Your Own Summer Games

Here are several Bible-related games that can teach valuable life-lessons while you have fun together as a family. Summer is a great time to develop a child's appreciation for the Bible.

By Caryl W. Krueger

Categories: Summer

During the four weekends this summer, plan a Bible-related game that your entire family can enjoy - and at the same time gain a few useful ideas from the Bible. I've given you five options to choose from. That gives you one extra for a rainy day!

Freedom Fun
With liberty and freedom in the news and activities the first weekend, play this easy game. Assign one story to each family member to tell briefly and show how it still relates to freedom today. (Older youngsters and parents can read the story ahead of time themselves, but for younger kids, help them to tell the story simply.)

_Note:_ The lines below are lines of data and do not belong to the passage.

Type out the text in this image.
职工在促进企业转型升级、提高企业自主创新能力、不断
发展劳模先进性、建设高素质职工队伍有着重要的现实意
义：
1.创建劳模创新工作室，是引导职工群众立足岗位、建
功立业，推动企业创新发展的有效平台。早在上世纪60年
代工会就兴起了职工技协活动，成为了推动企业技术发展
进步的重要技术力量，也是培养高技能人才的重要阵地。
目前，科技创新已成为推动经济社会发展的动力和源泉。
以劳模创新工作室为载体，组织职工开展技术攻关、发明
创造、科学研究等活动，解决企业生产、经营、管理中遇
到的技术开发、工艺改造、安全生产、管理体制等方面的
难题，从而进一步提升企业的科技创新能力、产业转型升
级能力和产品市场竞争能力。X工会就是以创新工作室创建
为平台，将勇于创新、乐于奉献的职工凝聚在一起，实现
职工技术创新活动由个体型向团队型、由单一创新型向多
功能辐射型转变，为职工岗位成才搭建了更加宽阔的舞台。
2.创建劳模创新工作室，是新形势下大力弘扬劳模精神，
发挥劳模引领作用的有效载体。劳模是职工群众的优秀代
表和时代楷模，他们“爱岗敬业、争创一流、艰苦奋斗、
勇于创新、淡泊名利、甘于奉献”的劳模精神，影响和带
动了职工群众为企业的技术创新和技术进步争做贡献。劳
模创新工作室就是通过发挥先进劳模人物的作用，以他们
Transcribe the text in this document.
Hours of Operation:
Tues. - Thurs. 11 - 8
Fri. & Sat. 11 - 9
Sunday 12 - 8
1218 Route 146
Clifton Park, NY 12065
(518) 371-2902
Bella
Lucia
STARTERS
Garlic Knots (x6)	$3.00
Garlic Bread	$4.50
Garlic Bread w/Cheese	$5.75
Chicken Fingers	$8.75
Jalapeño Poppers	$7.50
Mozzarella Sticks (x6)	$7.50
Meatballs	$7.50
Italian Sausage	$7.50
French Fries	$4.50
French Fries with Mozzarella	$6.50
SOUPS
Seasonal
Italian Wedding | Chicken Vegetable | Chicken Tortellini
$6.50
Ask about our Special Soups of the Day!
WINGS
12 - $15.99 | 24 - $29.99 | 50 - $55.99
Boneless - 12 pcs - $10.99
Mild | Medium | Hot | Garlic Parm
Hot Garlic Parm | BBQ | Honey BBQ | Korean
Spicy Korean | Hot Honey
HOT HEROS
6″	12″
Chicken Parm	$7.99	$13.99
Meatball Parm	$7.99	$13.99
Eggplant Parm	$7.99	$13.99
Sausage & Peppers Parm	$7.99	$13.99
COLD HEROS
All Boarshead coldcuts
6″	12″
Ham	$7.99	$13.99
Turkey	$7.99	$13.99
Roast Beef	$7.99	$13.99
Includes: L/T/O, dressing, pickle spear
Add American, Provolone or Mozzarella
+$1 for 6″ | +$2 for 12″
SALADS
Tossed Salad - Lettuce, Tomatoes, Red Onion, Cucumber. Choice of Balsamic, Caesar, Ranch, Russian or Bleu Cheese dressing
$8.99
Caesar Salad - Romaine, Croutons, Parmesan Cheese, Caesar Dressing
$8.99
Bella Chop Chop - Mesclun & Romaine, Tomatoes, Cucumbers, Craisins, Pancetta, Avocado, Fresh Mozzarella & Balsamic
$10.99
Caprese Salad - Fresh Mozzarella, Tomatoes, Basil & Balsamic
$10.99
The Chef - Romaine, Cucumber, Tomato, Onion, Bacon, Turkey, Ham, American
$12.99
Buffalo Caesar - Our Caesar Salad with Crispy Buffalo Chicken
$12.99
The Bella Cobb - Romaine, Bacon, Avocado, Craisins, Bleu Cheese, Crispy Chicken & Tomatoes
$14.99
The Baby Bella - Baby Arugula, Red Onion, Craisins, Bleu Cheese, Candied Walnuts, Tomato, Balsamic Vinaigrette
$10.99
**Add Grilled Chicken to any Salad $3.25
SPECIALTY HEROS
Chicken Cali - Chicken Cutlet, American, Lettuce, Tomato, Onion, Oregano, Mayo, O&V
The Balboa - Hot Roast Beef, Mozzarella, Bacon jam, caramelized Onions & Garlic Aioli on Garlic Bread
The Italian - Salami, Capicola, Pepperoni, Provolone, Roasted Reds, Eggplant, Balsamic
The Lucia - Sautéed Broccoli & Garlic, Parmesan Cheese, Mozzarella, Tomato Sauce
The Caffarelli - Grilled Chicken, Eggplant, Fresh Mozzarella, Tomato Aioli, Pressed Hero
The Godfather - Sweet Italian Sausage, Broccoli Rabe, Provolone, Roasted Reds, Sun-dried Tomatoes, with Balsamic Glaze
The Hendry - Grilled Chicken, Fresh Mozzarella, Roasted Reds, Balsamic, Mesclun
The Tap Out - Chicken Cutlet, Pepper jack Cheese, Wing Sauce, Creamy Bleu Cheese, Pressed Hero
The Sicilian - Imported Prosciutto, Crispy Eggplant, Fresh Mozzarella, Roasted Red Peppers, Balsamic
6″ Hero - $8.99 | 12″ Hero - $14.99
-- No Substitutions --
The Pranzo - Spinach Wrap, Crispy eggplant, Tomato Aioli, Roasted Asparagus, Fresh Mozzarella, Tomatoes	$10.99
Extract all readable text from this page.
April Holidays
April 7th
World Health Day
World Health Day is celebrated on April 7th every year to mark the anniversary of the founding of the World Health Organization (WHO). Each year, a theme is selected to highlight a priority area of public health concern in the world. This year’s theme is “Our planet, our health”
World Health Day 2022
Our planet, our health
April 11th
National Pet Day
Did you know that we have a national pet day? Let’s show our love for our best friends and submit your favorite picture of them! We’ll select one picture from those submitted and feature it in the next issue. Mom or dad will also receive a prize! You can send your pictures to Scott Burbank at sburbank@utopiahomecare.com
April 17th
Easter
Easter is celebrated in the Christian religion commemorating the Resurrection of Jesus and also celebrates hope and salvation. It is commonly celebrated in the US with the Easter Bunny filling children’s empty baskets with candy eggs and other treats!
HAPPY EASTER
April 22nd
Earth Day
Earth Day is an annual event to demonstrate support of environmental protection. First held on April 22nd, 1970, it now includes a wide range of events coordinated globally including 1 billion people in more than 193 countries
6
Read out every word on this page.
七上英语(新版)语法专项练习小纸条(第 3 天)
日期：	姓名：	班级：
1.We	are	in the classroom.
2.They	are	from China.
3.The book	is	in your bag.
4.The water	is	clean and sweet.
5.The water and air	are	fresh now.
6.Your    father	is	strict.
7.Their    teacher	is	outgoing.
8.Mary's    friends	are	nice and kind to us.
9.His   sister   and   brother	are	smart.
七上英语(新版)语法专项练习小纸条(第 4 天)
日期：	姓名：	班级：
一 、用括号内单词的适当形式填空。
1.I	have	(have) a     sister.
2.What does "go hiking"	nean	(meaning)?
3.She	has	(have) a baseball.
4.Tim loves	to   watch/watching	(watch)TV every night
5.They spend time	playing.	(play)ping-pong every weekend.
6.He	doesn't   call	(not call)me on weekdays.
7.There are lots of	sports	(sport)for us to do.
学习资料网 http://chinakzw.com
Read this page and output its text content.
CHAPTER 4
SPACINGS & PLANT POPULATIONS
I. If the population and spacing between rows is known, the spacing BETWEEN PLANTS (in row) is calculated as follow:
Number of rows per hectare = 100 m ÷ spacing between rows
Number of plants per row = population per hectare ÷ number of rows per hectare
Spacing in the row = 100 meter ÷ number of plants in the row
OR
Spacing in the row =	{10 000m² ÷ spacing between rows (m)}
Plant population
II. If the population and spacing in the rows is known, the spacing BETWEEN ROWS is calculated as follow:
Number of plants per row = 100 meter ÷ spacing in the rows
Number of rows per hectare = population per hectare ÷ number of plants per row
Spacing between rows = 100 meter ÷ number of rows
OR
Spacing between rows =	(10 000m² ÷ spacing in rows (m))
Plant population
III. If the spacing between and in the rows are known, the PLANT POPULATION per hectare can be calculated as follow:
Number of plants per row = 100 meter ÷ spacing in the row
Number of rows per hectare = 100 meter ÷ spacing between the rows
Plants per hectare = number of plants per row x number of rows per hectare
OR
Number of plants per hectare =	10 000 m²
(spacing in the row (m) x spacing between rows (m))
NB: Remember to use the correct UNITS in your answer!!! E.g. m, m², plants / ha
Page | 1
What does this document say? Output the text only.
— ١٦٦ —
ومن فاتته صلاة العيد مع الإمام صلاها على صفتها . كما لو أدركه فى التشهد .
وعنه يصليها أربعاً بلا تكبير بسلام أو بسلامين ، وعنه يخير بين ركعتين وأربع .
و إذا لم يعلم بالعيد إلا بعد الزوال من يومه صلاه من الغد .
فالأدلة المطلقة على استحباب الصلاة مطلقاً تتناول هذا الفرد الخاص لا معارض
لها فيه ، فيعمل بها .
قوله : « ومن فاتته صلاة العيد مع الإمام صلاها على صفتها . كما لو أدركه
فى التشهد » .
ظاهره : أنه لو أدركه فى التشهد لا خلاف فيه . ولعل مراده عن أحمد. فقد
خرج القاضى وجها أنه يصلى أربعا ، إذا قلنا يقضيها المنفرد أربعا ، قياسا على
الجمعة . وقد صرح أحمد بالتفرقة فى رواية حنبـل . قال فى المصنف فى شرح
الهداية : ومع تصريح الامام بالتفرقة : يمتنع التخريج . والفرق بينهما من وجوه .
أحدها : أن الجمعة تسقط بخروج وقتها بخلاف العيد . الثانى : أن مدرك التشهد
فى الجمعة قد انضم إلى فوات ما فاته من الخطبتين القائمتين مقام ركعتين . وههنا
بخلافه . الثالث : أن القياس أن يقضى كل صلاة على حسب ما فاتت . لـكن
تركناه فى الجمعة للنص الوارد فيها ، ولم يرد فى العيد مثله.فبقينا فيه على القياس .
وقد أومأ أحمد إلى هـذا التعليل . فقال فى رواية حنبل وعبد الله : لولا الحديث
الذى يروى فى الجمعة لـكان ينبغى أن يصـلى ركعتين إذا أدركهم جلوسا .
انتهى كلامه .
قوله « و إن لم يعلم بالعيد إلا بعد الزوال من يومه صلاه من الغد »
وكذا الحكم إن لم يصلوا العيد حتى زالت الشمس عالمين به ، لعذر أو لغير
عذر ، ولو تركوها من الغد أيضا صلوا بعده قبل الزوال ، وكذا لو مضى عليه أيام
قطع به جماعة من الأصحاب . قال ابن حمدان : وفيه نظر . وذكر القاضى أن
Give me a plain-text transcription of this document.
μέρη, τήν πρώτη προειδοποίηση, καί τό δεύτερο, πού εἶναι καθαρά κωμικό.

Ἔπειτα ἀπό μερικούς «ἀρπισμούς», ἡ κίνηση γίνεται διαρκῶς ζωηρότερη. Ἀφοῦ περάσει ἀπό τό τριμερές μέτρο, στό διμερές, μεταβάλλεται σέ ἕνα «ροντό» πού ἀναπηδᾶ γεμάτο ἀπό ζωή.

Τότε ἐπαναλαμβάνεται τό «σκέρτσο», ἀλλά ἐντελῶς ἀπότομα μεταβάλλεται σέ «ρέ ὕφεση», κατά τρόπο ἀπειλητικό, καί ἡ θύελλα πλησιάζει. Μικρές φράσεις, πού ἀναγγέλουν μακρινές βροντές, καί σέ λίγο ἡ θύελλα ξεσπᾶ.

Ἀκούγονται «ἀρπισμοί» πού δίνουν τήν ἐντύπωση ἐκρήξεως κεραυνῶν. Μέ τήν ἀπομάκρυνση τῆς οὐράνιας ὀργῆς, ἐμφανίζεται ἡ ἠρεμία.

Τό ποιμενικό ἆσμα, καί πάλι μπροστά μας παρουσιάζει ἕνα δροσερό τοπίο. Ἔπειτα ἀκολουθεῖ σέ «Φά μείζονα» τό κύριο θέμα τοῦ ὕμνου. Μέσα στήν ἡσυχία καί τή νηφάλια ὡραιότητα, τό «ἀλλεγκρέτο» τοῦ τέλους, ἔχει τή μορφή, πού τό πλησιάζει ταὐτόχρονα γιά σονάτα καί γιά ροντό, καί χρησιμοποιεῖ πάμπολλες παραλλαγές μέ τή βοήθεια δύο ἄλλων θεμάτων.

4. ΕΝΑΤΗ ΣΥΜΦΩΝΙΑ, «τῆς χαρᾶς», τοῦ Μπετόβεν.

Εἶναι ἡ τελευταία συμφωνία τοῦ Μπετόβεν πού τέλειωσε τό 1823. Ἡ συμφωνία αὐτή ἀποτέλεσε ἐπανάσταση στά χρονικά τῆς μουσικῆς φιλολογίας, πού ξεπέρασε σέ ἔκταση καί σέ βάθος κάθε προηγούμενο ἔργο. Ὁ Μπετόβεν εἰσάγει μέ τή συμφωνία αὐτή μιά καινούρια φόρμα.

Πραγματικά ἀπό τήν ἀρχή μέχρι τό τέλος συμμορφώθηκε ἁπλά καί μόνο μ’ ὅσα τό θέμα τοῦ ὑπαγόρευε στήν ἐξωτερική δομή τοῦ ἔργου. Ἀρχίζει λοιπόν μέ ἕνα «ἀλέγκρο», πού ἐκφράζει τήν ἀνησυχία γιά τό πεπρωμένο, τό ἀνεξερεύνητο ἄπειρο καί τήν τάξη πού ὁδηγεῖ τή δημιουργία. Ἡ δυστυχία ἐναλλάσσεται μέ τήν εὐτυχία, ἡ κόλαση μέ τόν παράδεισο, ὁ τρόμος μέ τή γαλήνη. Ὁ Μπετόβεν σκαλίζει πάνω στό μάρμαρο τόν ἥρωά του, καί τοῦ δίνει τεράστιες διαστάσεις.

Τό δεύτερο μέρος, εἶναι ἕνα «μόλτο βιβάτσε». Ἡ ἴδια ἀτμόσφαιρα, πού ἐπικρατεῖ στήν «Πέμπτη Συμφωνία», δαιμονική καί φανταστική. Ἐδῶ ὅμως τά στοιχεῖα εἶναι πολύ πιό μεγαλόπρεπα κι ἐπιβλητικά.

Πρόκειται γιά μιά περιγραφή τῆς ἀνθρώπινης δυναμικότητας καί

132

  • Freedom from a bully: I Samuel 17: 38-50
  • Freedom from imprisonment: Acts 12: 1-12
  • Freedom from a life-long illness: John 5: 2-9 F
  • reedom from sexist laws: Numbers 27: 1-7
  • Freedom from insufficient money: II Kings 4: 1-7

Make a present-day point with each story. For example, in the last one, if there is a teen-aged youngster in the family, talk about what he has "in his house" that can increase his earning ability.

Planting a Garden
Show what happens to seeds (and seeds in one's thinking) if they are properly planted and tended versus improperly started. Base this on Luke 8: 4-8. Begin this fun project early in the month so your seeds have time to sprout and grow. Fill a large flat pan (a rectangular Pyrex will do) with good soil in the center half. At one end place flat rocks, and at the other end put some gravel. Using small seeds such as alyssum, work together to plant your garden: place seeds in the gravel, upon the rocks, and in the center soil. (You can omit the part about thorns as this is too difficult.) Follow the story and water the seeds as necessary. See how the three sections fare. Be sure to make the point of the story as told in Luke 8: 9-15.

Most family members can think of ways to act-out these "Who am I characters" by themselves, but younger ones may need whispered suggestions. As each person begins, remember that there is no talking, just acting-out what the person is doing. Some suggestions: Daniel in the lions den, David writing a psalm, Elijah being fed by ravens, Jacob fooling his father Isaac to get Esau's blessing, Jesus turning water into wine, Jesus healing the widow's dead son, Jesus feeding the multitude, Jesus healing the ear of Malchus, the risen Jesus preparing breakfast for the fishing disciples, John the Baptist baptizing Jesus, Jonah praying in the fish's belly, Joseph caring for his brothers during a famine, Mary Magdalene discovering the empty tomb, Pharaoh's daughter finding baby Moses, Moses breaking the first stone Commandments, Noah seeing the dove while on the ark, Paul unhurt when a viper bites his hand, Peter denying Jesus three times, Samuel being awakened by God calling him.

Modern Day Parables
Choose a well-known parable for each family member (do this in advance so each has time to think about his parable). The parable is to be told in modern language so it is difficult for others to identify it. Good parables of Jesus are: Building upon the rock or the sand (Matthew 7: 24-27), The rich fool (Luke 12: 15-21), The lost coin (Luke 15: 8-10), The lost sheep (Matthew 18-12-14), The good Samaritan (Luke 10: 25-37), The prodigal son (Luke 15: 11-24), The prodigal's brother (Luke 15: 25-32). The object is to see how long the story teller can continue until the parable is recognized. For example, in telling the parable of the prodigal's brother, the teller might say: "This guy was very good, did what he was told, but one day his feelings were really hurt when he saw what was going on at his house...."

Your Own Last-of-the-Month Supper
As July ends, prepare a simple meal of various breads and spreads served with grape juice while one adult reads the story of "The Last Supper" (Luke 22: 14-30). Discuss the significance of friendship and loyalty, dishonesty and jealousy, and the meaning of the bread and wine. Also discuss Jesus' washing of the disciples' feet and the events that followed the last supper.

These activities are more subtle forms of learning life-lessons, but they are also very memorable. When youngsters have a bit more time to spend with the family, choose to use some of that time to enhance their appreciation of the Bible.